The film revolves around a racial riot at a school in a small Malaysian town in 2000, when the country was “still under the authoritarian rule of one dominant party”, Namewee wrote on Facebook in August.

“What we have is a trailer and a music video.”

He further claimed that the riot never made the news due to “media and news being stingently controlled and filtered”.

“I believed after hearing the film title, everyone would be scared off… Yet in the end, I’m still managed (sic) to finish this film with a very very very tight budget,” he wrote.

But Stahlhut questioned Namewee’s claim on the film’s nominations, saying the festivals in Berlin and Toronto are motivated by “financial rather than aesthetic issues” in deciding nominations and awards.

He said Namewee’s claim that his film had been recognised at the International Thai Film Festival in Bangkok was also doubtful.

He said the festival had only been in existence since 2018, and that this year organisers had only streamed trailers online.

“I know that sounds like a conspiracy theory, but I’m not even sure the movie ‘Babi’ exists.”

He said the Taiwan-based distributor of the film, Sky Films, also could not provide him with a preview of the movie, adding that the company told him to form an opinion on the film through press releases, trailers and music videos.

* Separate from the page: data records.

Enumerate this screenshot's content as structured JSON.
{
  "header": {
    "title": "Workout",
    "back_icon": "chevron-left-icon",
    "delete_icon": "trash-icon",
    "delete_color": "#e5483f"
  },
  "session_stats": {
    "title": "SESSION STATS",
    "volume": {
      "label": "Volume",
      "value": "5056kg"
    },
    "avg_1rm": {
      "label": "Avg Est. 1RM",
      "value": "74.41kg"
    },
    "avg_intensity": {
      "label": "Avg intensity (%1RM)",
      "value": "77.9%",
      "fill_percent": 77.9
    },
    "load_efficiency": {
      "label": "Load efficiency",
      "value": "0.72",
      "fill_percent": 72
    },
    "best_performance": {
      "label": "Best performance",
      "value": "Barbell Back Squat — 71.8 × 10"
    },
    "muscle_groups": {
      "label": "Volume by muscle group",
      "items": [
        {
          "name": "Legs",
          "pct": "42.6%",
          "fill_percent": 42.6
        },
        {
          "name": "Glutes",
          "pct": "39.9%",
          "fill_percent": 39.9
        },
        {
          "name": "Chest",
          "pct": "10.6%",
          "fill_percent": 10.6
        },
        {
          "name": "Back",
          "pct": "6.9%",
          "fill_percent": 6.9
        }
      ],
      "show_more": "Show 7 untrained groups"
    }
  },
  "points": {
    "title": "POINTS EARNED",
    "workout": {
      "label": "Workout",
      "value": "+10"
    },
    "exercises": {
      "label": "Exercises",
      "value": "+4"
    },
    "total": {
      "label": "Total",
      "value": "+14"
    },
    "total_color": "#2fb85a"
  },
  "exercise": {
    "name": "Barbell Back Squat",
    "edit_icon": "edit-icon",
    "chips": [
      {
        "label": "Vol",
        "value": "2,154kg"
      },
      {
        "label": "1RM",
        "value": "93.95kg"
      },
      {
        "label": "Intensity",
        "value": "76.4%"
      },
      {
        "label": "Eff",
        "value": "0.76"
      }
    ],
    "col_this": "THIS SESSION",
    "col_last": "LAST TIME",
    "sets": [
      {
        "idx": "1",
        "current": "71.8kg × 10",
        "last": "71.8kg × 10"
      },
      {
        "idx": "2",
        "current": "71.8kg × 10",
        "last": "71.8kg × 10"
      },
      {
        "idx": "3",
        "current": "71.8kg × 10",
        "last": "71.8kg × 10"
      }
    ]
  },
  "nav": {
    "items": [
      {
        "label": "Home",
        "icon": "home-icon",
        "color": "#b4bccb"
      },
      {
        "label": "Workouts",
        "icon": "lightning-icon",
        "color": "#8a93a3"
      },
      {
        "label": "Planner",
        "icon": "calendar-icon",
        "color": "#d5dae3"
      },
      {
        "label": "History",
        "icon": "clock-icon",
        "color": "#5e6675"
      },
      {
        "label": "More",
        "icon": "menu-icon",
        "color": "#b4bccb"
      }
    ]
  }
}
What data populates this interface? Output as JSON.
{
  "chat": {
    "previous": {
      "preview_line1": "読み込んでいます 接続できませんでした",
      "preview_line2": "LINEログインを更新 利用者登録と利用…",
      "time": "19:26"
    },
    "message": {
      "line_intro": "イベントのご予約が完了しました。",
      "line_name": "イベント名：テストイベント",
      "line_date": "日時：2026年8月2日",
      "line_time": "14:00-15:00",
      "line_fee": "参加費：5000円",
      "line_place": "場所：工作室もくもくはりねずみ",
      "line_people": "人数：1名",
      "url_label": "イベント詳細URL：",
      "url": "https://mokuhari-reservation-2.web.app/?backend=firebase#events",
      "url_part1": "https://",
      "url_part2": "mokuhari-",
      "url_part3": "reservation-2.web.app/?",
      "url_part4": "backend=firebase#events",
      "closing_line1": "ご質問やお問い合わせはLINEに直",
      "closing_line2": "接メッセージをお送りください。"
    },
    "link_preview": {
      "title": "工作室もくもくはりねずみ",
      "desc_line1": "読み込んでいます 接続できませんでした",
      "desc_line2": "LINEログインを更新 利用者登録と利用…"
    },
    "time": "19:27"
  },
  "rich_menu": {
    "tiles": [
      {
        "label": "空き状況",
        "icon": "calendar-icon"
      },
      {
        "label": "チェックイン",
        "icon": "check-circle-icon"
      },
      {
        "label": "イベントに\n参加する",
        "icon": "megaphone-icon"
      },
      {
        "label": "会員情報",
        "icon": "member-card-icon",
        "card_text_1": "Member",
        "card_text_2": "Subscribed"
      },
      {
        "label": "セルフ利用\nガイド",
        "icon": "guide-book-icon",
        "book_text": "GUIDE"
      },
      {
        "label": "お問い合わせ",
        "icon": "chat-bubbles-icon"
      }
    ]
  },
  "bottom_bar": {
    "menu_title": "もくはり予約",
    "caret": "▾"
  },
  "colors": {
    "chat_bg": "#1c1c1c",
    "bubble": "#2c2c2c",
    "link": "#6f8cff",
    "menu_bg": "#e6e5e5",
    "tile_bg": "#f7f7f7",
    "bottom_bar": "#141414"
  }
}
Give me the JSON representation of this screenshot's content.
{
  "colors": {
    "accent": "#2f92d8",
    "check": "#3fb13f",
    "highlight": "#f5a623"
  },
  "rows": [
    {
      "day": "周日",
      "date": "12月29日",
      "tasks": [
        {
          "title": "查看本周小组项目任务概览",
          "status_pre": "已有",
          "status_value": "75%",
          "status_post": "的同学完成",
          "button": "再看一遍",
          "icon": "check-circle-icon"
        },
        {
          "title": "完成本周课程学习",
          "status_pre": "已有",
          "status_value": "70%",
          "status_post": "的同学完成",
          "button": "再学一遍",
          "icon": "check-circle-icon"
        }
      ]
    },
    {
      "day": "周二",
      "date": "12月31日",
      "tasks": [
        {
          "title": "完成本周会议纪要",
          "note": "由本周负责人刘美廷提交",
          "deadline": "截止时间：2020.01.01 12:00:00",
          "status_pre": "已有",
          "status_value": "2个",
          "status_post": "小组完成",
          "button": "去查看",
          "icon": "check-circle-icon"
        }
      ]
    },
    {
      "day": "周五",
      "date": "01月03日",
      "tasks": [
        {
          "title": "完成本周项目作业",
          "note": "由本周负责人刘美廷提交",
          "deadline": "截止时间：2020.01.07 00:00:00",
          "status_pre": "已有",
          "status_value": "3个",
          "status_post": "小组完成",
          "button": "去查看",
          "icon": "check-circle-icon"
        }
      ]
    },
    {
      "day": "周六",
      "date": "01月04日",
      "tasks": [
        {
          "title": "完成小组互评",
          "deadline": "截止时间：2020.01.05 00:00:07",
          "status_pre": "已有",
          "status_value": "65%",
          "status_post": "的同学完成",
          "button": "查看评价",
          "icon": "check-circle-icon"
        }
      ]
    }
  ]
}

Contacted by MalaysiaNow, Stahlhut said he had not found “a single person that has watched the movie”.

“The actual movie – not the trailer, not the music video, but the movie. I know that sounds like a conspiracy theory, but I’m not even sure the movie ‘Babi’ exists,” he added.

He also took to task writings by some media outlets in Malaysia which had praised Namewee’s movie.

“None of the authors watched the work,” he said.